Ma anche Amore doni, amore vuoi, alla fine, sarebbe profondamente diverso da com’è. La struttura è cantautorale, ma l’abito è folk ed elettronico, mentre i sintetizzatori colorano di pastello uno sfondo ovattato e rétro, senza chitarre elettriche né psichedelia. A eccezione dell’intima (e abbastanza classica) Anni, la visione cosmica à la Anima latina si unisce all’influenza rupestre della “terra” di un altro Battisti insolito, quello de Il nostro caro Angelo. “Luce”, “sassi”, “l’inverno”. La natura, le stagioni. «Porto dentro il Salento e i suoi paesaggi: il disco non può che risentirne», ci spiega. «Ma se i Sigur Rós fossero di Copertino, come me, non farebbero la stessa musica». Certo nel suo caso il cordone che lega alla tradizione italiana è spesso: Mia si mette nella scia del Giorgio Poi di Fa niente (e della sua Tubature, soprattutto), per la capacità di mischiare echi alternativi (la voce sottile, ovviamente à la Lucio) a melodie micidiali; Be.Bo, invece, si muove dentro il cantautorato pop di Diodato e Tommaso Di Giulio.
E poi i testi: vaghi e puntiformi, quadretti astratti che raccontano languori, flash, relazioni, malinconie.
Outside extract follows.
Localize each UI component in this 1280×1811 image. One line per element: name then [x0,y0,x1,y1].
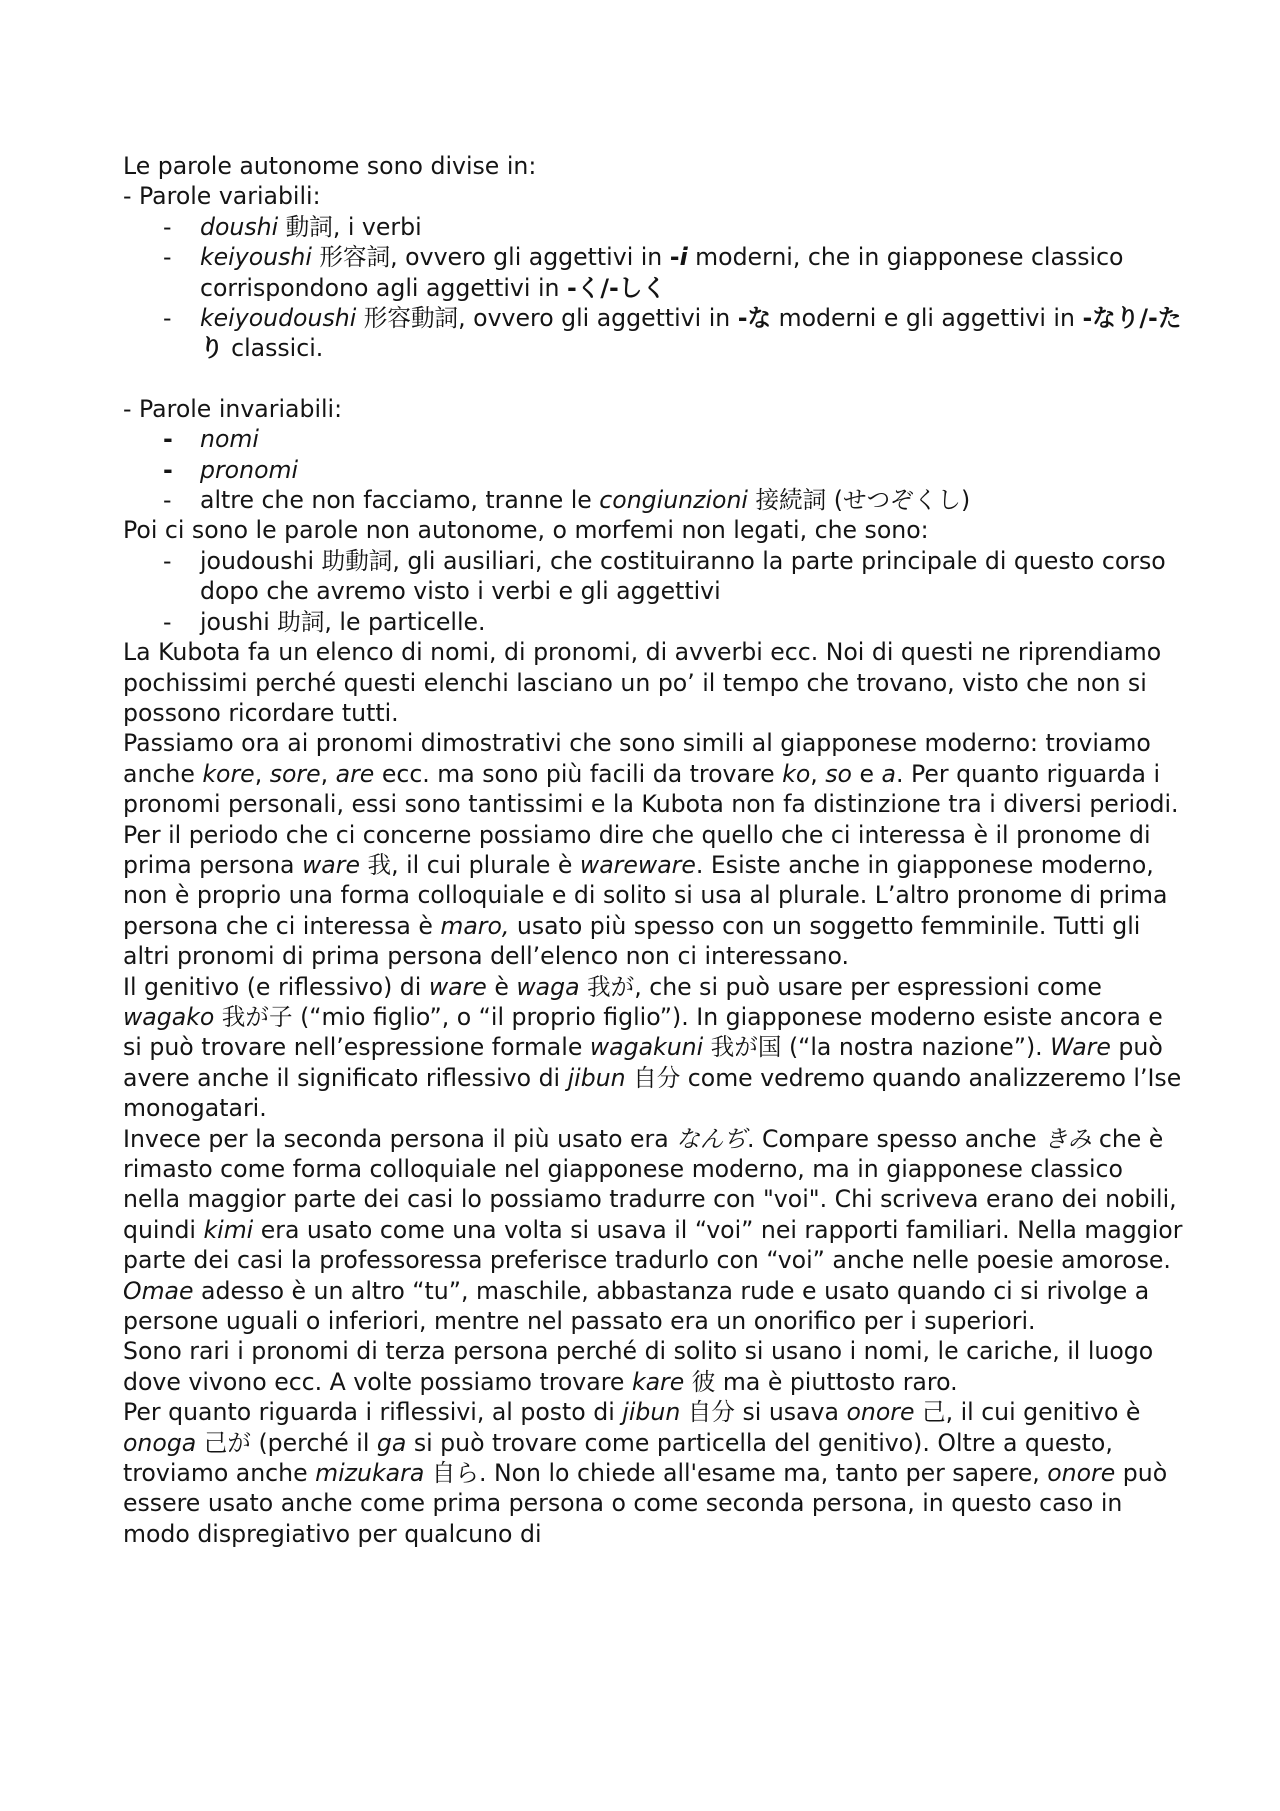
list-item: - doushi 動詞, i verbi [123,212,1183,242]
paragraph-genitivo: Il genitivo (e riflessivo) di ware è waga 我が, che si può usare per espressioni come wagako 我が子 (“mio figlio”, o “il proprio figlio”). In giapponese moderno esiste ancora e si può trovare nell’espressione formale wagakuni 我が国 (“la nostra nazione”). Ware può avere anche il significato riflessivo di jibun 自分 come vedremo quando analizzeremo l’Ise monogatari. [123,972,1182,1123]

In Testo sdolcinato, seguendo Brunori Sas, si chiede “di che cazzo vuoi cantare”, se non di sentimenti. Sarà. Ma le canzoni d’amore sono un’abitudine, una scorciatoia o una necessità? «Una necessità, perché è attraverso l’amore che viviamo i momenti più felici e più tristi. E i pezzi che lo raccontano sono così: o dei capolavori, o dei brani bruttissimi». Tra l’altro, il pezzo in questione ha anche un finale a sorpresa. Un colpo di scena, diciamo, che lo accomuna a un altro dei figli nobili di Anima latina: L’amore non è bello di Dente (2009). Con quel disco – che negli arrangiamenti era più acustico, va detto – FORTE condivide l’atmosfera soffusa, lo sguardo disilluso sulle relazioni, il sorriso a 32 denti, sì, ma rigorosamente disincantato. E i giochi di parole.
Per esempio la conclusiva Sanremomai, un folk sporco da cameretta che strizza l’occhio al lo-fi, ammicca ambiguamente al festival. Almeno in superficie: sotto, in realtà, è la solita visione tipica di questo esordio, coi piani narrativi e le sensazioni che si incrociano, fra passato, presente e futuro. «È un pezzo rivolto al me adolescente», ci spiega lui. «Da giovane sei stupido, comunque pieno di ideali ma snob. E quindi sì, dici “fanculo Sanremo”, non ci andrò. Poi maturi, cambi idea. Ci ripensi, ti riguardi indietro e vedi quanto sei cambiato. In tutto». Per esempio, nel fatto che lui a trent’anni ha sconfessato Manuel Agnelli e si è messo a fare il cantautore spigliato all’ombra di Anima latina. A saperlo prima, certe volte.